= Dthinna Dthinnawan National Park =

National park in Australia

Dthinna Dthinnawan National Park is a national park near Yetman in northern New South Wales, Australia.

==Location==
Dthinna Dthinnawan National Park and Dthinna Dthinnawan Nature Reserve are adjoining parks near Yetman, and about 100 km west Tenterfield, just north of the Bruxner Highway in northern New South Wales.
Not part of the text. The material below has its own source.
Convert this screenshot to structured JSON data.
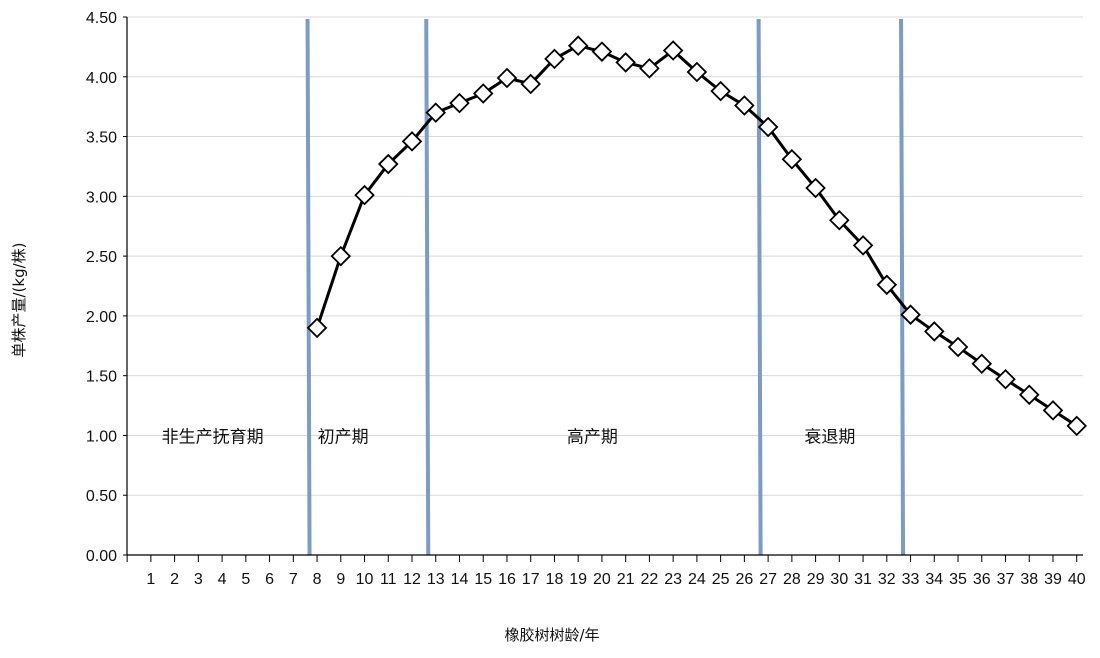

Both parks are partly in the southern Brigalow Belt bioregion and partly in the Nandewar bioregion.

==History==
Dthinna Dthinnawan National Park and Dthinna Dthinnawan Nature Reserve were reserved on 1 December 2005, the names derived from Aboriginal words 'dthinna dthinnawan' (pronounced dinna dinna-wah) meaning 'place for emu footprint'. The area had abundant food provided year-round resources for the Gamilaraay people.

==Land features==
The topography of the park is relatively flat to undulating, with scattered hills and rocky outcrops with sandstone and granite outcrops.

==Vegetation==
The dominant tree species are black cypress (Callitris endlicheri), white cypress (Callitris columellaris) and smooth-barked apple (Angophora costata), but eleven vegetation communities have been identified.

==Wildlife==
Koalas, squirrel gliders (Petaurus norfolcensis) and glossy black cockatoos are found in the parks, and the threatened black-striped wallaby (Notamacropus dorsalis), zig-zag velvet gecko (Amalosia rhombifer), squatter pigeon and delicate mouse (Pseudomys delicatulus) have been sighted.

==Activities==
There are over 70 km of long distance and short loop horse-riding trails in the parks.

==Invasive species==
Feral goats, feral pigs, foxes, cats, wild dogs and rabbits have been recorded, and weeds including Coolatai grass (Hyparrhenia hirta), mother-of-millions (Kalanchoe delagoensis), prickly pear species and whisky grass (Andropogon virginicus) are present.